The War on Christmas

It’s that time of year again, Eggnog, hot Toddies, seasonal songs, red nosed reindeers, and the war with Christmas lights. I don’t know about you, but this is a pure love/hate relationship for me. I am a sucker for lots of twinkle, I just love Christmas lights. The problem…they hate my guts. Every year it’s the same dance. Me, full of excitement to have our house and yard a glow, counteracted by spine chilling anticipatory anxiety.


Dance step 1: Limber back before attempting to lift the numerous storage bins, large enough to smuggle a dozen elves, into my car.


Dance step 2: After dragging said bins inside, along with every fallen leaf, immediately check supply of ice packs and Motrin.

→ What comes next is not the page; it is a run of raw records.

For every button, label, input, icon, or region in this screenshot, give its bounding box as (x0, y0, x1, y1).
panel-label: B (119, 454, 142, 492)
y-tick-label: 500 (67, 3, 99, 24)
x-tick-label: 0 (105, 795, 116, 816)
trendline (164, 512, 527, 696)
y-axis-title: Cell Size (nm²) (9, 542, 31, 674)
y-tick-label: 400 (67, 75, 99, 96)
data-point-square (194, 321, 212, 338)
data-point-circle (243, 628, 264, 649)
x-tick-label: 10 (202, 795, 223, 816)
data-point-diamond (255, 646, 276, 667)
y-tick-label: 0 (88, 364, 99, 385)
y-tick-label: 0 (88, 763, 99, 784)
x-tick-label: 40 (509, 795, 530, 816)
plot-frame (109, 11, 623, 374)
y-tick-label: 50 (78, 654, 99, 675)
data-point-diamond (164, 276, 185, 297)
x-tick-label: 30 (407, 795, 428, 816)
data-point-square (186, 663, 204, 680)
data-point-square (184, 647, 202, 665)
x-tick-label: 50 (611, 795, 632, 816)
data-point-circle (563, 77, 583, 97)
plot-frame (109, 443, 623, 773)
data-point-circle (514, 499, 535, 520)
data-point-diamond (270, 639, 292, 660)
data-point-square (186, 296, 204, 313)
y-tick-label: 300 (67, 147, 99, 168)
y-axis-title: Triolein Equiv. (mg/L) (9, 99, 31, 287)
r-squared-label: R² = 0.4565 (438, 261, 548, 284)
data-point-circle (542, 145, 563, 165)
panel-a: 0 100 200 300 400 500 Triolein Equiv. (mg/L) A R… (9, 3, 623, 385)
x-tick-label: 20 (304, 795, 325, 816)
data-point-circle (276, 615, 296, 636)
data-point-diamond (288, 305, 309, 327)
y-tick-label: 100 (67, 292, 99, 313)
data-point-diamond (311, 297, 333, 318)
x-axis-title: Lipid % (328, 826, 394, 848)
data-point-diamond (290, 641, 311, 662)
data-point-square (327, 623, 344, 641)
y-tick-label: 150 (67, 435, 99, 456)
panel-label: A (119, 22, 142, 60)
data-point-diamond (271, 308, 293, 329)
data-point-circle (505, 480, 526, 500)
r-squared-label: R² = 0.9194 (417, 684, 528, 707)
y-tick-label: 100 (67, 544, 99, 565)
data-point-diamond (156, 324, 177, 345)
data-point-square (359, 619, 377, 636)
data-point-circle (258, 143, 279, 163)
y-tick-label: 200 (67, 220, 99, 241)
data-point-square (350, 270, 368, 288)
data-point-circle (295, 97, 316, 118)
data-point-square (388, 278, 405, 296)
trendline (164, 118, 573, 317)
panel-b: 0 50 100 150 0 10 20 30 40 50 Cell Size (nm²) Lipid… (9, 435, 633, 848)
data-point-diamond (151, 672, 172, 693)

Dance step 3: Before opening bins, bow head and pray to the Christmas Light Gods that you will be happy and grateful with however many light strings are working, no matter what.


Dance step 4: Toss back a shot of scotch, just in case the Christmas Light Gods are vacationing in Aruba.

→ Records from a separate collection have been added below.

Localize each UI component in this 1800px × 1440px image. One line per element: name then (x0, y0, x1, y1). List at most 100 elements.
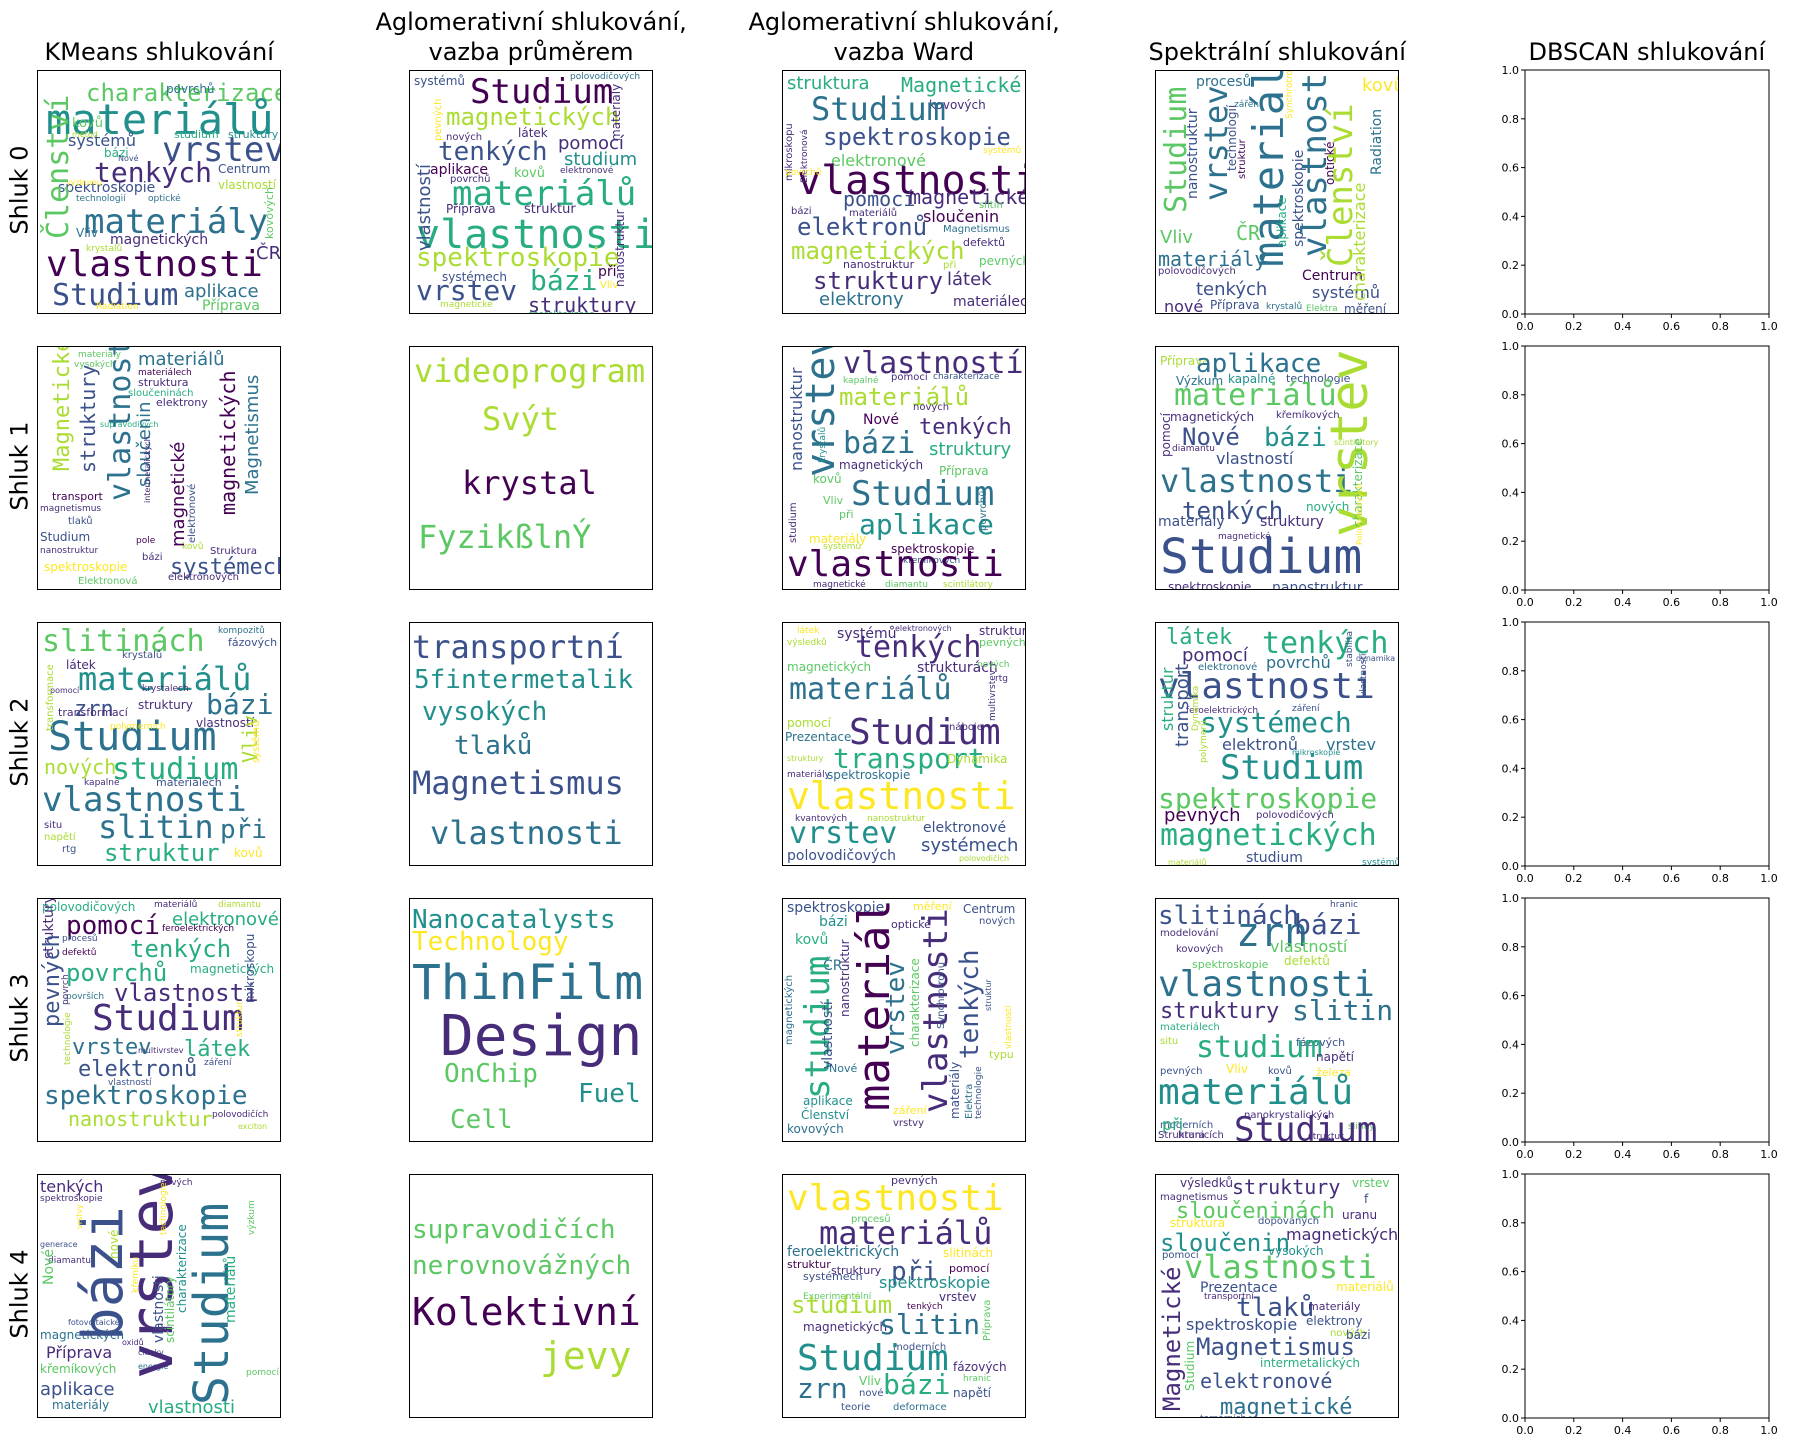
y-tick-label: 0.4 (1502, 1314, 1520, 1327)
word-cloud-word: Magnetismus (1196, 1333, 1355, 1361)
word-cloud-word: vlastnosti (114, 979, 259, 1007)
word-cloud-word: měření (1344, 302, 1387, 314)
word-cloud-word: uranu (1342, 1208, 1378, 1222)
word-cloud-word: vlastností (1359, 653, 1369, 698)
word-cloud-word: Prezentace (785, 730, 852, 744)
word-cloud-word: strukturách (917, 660, 998, 676)
word-cloud-word: tenkých (907, 1302, 943, 1312)
word-cloud-word: pomocí (843, 187, 916, 211)
word-cloud-word: nové (1164, 297, 1204, 314)
word-cloud-word: mikroskopu (243, 933, 257, 1003)
word-cloud-word: struktury (1260, 514, 1324, 530)
word-cloud-word: mikroskopie (1292, 748, 1341, 757)
x-tick-label: 0.8 (1711, 872, 1729, 882)
word-cloud-word: materiálů (78, 660, 252, 698)
word-cloud-word: zrn (1236, 910, 1309, 956)
x-tick-label: 1.0 (1760, 872, 1778, 882)
word-cloud-word: Vliv (859, 1374, 881, 1388)
word-cloud-word: Cell (450, 1105, 513, 1135)
word-cloud-word: slitinách (1158, 901, 1299, 931)
word-cloud-word: spektroskopie (1168, 580, 1252, 590)
word-cloud-word: nanokrystalických (1244, 1110, 1335, 1121)
word-cloud-word: technologie (63, 1012, 73, 1065)
y-tick-label: 1.0 (1502, 64, 1520, 77)
word-cloud-word: Kolektivní (412, 1290, 641, 1334)
word-cloud-word: pevných (891, 1174, 938, 1187)
word-cloud-word: vlastností (1270, 937, 1348, 956)
word-cloud-word: spektroskopie (879, 1273, 991, 1292)
word-cloud-word: magnetických (190, 962, 275, 976)
y-tick-label: 1.0 (1502, 1168, 1520, 1181)
word-cloud-word: elektronové (923, 820, 1007, 836)
word-cloud-word: polovodičových (570, 72, 641, 82)
y-tick-label: 0.8 (1502, 1217, 1520, 1230)
word-cloud-word: fotovoltaické (68, 1318, 120, 1327)
word-cloud-word: studium (1196, 1030, 1323, 1065)
word-cloud-word: Výzkum (1176, 374, 1224, 388)
word-cloud-word: záření (1234, 100, 1262, 110)
word-cloud-word: systémech (1200, 706, 1352, 739)
word-cloud-word: sloučeninách (128, 388, 194, 399)
word-cloud-word: spektroskopie (40, 1194, 103, 1204)
word-cloud-word: fázových (953, 1360, 1007, 1374)
word-cloud-word: rtg (62, 844, 77, 855)
word-cloud-word: f (1364, 1192, 1369, 1206)
word-cloud-panel: procesů kovů záření Vliv ČRmateriálypolovodi… (1155, 70, 1399, 314)
word-cloud-word: systémů (251, 720, 262, 764)
word-cloud-panel: struktura Magnetické kovových Studium spektr… (782, 70, 1026, 314)
word-cloud-word: vlastnosti (430, 814, 623, 852)
word-cloud-word: při (220, 815, 267, 845)
x-tick-label: 0.8 (1711, 1148, 1729, 1158)
word-cloud-panel: polovodičových materiálů diamantu pomocí ele… (37, 898, 281, 1142)
word-cloud-word: dopovaných (1258, 1216, 1320, 1227)
word-cloud-word: spektroskopie (44, 560, 128, 574)
y-tick-label: 1.0 (1502, 616, 1520, 629)
word-cloud-word: tenkých (130, 935, 232, 963)
word-cloud-word: materiálech (953, 294, 1025, 310)
word-cloud-word: povrchů (450, 174, 491, 185)
word-cloud-word: nových (977, 660, 1010, 670)
word-cloud-word: látek (1166, 625, 1233, 650)
word-cloud-word: FyzikßlnÝ (418, 518, 592, 556)
word-cloud-word: struktury (1160, 999, 1280, 1024)
word-cloud-word: elektronové (1198, 662, 1258, 673)
word-cloud-panel: tenkých nových spektroskopie generace diaman… (37, 1174, 281, 1418)
word-cloud-word: pevných (1160, 1066, 1203, 1077)
word-cloud-word: systémů (1312, 283, 1380, 302)
x-tick-label: 0.2 (1565, 1424, 1583, 1434)
word-cloud-word: magnetismus (1160, 1192, 1228, 1203)
word-cloud-word: struktury (228, 128, 279, 141)
word-cloud-word: studium (791, 1291, 893, 1319)
word-cloud-word: nových (979, 916, 1016, 927)
word-cloud-word: vrstev (162, 130, 281, 170)
word-cloud-word: vlastností (1004, 1005, 1014, 1050)
word-cloud-word: nanostruktur (867, 814, 926, 824)
y-tick-label: 0.6 (1502, 714, 1520, 727)
word-cloud-word: struktur (1308, 1132, 1344, 1142)
word-cloud-word: systémů (983, 146, 1022, 156)
word-cloud-word: technologie (974, 1066, 984, 1119)
word-cloud-word: Radiation (1369, 108, 1385, 175)
dbscan-empty-axes: 0.0 0.2 0.4 0.6 0.8 1.0 0.0 0.2 0.4 0.6 0.8 1.0 (1502, 1168, 1778, 1434)
word-cloud-word: materiálů (452, 174, 637, 214)
word-cloud-word: vlastnosti (1160, 462, 1353, 500)
word-cloud-word: krystalů (818, 426, 828, 463)
word-cloud-word: magnetických (446, 103, 620, 131)
word-cloud-word: vrstev (881, 961, 911, 1055)
word-cloud-word: vrstev (72, 1035, 152, 1060)
word-cloud-word: Nanocatalysts (412, 905, 616, 935)
word-cloud-word: transformací (58, 706, 128, 719)
word-cloud-panel: slitinách hranic modelování zrn bázi kovových… (1155, 898, 1399, 1142)
word-cloud-word: nerovnovážných (412, 1251, 632, 1281)
word-cloud-word: polovodičových (1158, 266, 1236, 277)
word-cloud-word: rtg (995, 674, 1008, 684)
column-title: vazba průměrem (428, 38, 634, 66)
word-cloud-word: studium (1246, 850, 1303, 866)
word-cloud-word: spektroskopie (58, 180, 156, 196)
word-cloud-word: charakterizace (86, 79, 281, 107)
word-cloud-word: struktur (787, 1258, 831, 1271)
y-tick-label: 0.2 (1502, 535, 1520, 548)
word-cloud-word: bázi (819, 914, 848, 930)
word-cloud-word: materiály (1308, 1300, 1361, 1313)
word-cloud-word: materiálů (1174, 378, 1337, 413)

Dance step 5: After realizing only a third out of a million strings are working, immediately forget promises to be thankful, throw self to the floor in full tantrum kicking, screaming, and telling those vacationing schmucks exactly what you think of them. Ice back.


And finally...


Dance Step #6: Head to the damn store with promises to NOT spend your entire savings on lights because that would just be ridiculously irresponsible while checking to make sure you have back-up credit cards.

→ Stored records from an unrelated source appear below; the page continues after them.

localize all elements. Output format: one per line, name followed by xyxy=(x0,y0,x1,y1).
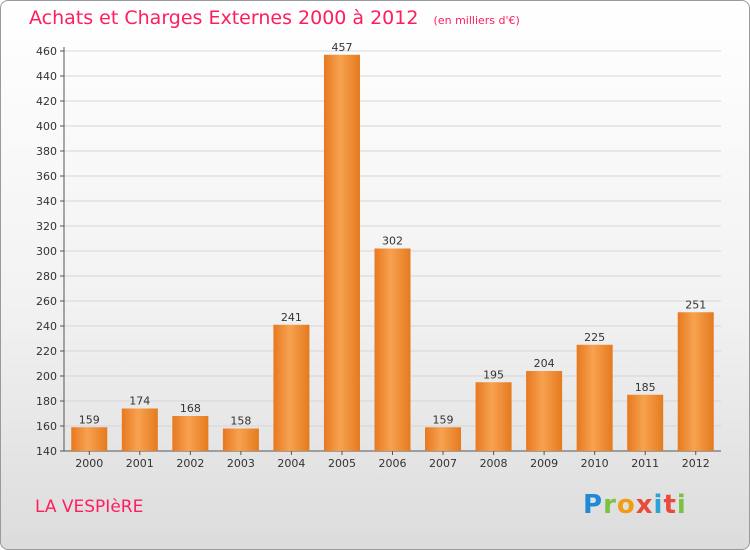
bar-value-label: 168 xyxy=(180,402,201,415)
y-tick-label: 460 xyxy=(36,45,57,58)
bar xyxy=(273,324,310,451)
y-tick-label: 220 xyxy=(36,345,57,358)
y-tick-label: 380 xyxy=(36,145,57,158)
commune-name: LA VESPIèRE xyxy=(35,497,144,517)
bar xyxy=(71,427,108,451)
y-tick-label: 440 xyxy=(36,70,57,83)
bar-value-label: 241 xyxy=(281,311,302,324)
proxiti-logo: Proxiti xyxy=(583,490,687,520)
x-tick-label: 2002 xyxy=(176,457,204,470)
bar-value-label: 185 xyxy=(635,381,656,394)
y-tick-label: 320 xyxy=(36,220,57,233)
y-tick-label: 200 xyxy=(36,370,57,383)
bar-value-label: 174 xyxy=(129,395,150,408)
unit-label: (en milliers d'€) xyxy=(433,14,520,27)
chart-heading: Achats et Charges Externes 2000 à 2012 (… xyxy=(29,7,520,29)
bar-value-label: 251 xyxy=(685,298,706,311)
logo-letter: r xyxy=(603,490,617,520)
bar xyxy=(475,382,512,451)
logo-letter: o xyxy=(616,490,636,520)
bar xyxy=(374,248,411,451)
y-tick-label: 300 xyxy=(36,245,57,258)
bar xyxy=(425,427,462,451)
x-tick-label: 2012 xyxy=(682,457,710,470)
logo-letter: i xyxy=(676,490,687,520)
y-tick-label: 240 xyxy=(36,320,57,333)
x-tick-label: 2007 xyxy=(429,457,457,470)
y-tick-label: 140 xyxy=(36,445,57,458)
bar-value-label: 158 xyxy=(230,415,251,428)
y-tick-label: 260 xyxy=(36,295,57,308)
bar-value-label: 225 xyxy=(584,331,605,344)
bar xyxy=(121,408,158,451)
bar xyxy=(172,416,209,451)
y-tick-label: 340 xyxy=(36,195,57,208)
bar xyxy=(323,54,360,451)
x-tick-label: 2006 xyxy=(379,457,407,470)
x-tick-label: 2001 xyxy=(126,457,154,470)
logo-letter: x xyxy=(635,490,654,520)
bars xyxy=(71,54,714,451)
bar xyxy=(576,344,613,451)
axes: 140 160 180 200 220 240 260 280 300 320 340 360 380 4… xyxy=(36,45,721,470)
y-tick-label: 280 xyxy=(36,270,57,283)
bar xyxy=(222,428,259,451)
logo-letter: P xyxy=(583,490,604,520)
logo-letter: t xyxy=(663,490,677,520)
y-tick-label: 420 xyxy=(36,95,57,108)
bar xyxy=(526,371,563,451)
bar xyxy=(627,394,664,451)
bar-value-label: 302 xyxy=(382,235,403,248)
x-tick-label: 2005 xyxy=(328,457,356,470)
x-tick-label: 2003 xyxy=(227,457,255,470)
x-tick-label: 2004 xyxy=(277,457,305,470)
chart-title: Achats et Charges Externes 2000 à 2012 xyxy=(29,7,419,29)
y-tick-label: 160 xyxy=(36,420,57,433)
x-tick-label: 2011 xyxy=(631,457,659,470)
x-tick-label: 2008 xyxy=(480,457,508,470)
x-tick-label: 2010 xyxy=(581,457,609,470)
logo-letter: i xyxy=(653,490,664,520)
labels: 159 174 168 158 241 457 302 159 195 204 225 185 251 xyxy=(79,41,706,428)
bar-value-label: 159 xyxy=(79,413,100,426)
x-tick-label: 2000 xyxy=(75,457,103,470)
bar-value-label: 204 xyxy=(534,357,555,370)
y-tick-label: 360 xyxy=(36,170,57,183)
bar-value-label: 159 xyxy=(433,413,454,426)
x-tick-label: 2009 xyxy=(530,457,558,470)
bar-value-label: 457 xyxy=(331,41,352,54)
y-tick-label: 180 xyxy=(36,395,57,408)
bar-value-label: 195 xyxy=(483,368,504,381)
bar xyxy=(677,312,714,451)
y-tick-label: 400 xyxy=(36,120,57,133)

The war on lights takes me at least a week and being OCD me, it is important to be able to turn on the brilliance the day after Thanksgiving. Having this timeline, it’s important to begin around November 10th as we live in the State of Rain, dry days few and far between. This year was no exception. A week of solid rain threw my anxiety level to a code red.

Armed and ready I finally headed out with visions of finishing in record time with all supplies at the ready; ladders tall and small, 2000 electrical cords, electrical tape, I-Pod set to soothing music, scotch.

If my neighbors had any love of entertainment, they would be sitting out on their porches in rockers, bundled against the cold with drink in hand and freshly popped corn, waiting for the show to begin, as this year’s show was especially captivating. Rated R for language.

My finishing early visions slapped senseless, I encountered brand new lights that didn’t work, the usual tangled mess, once untangled, became tangled again because the Christmas Light Gods have a sick sense of humor. I tripped, got face whipped at least a dozen times, accidentally stepped on and killed perfectly good lights, fell off ladders, and had tree crap in my eyes so many times I had to set up an eye wash station. I endured tripped breakers, re-stringing already done trees because the lights in the middle decided not to work anymore, two electrocutions, and a partridge in a pear tree, well…that one might have been the booze talking.

I especially love this little prank. I always keep dead strings to connect from one area to the next which aren’t supposed to be lit. Strings I am 100% certain won’t work, miraculously begin working after I have gone inside for the evening. This is discovered later after taking a darkened stroll to view my handy work only to discover colorful snakes all along the ground.

Switching to LED lights was a must as I insist on stringing above the recommended amount of lights together. I feel certain LED is initialism for Little Evil Demons for their extreme glow makes me thankful I am not an epileptic.


A final note: Keep the air popcorn popper warm, neighbors, for this show hasn’t ended yet. It is December 2nd, six days after Thanksgiving and I still have more lights to untangle and hang (myself with). Many more chances of slapstick entertainment and shocks…literally. But first, I think I’ll go ice my back.


Dear Santa,

All I want for Christmas is an electrician…and more scotch.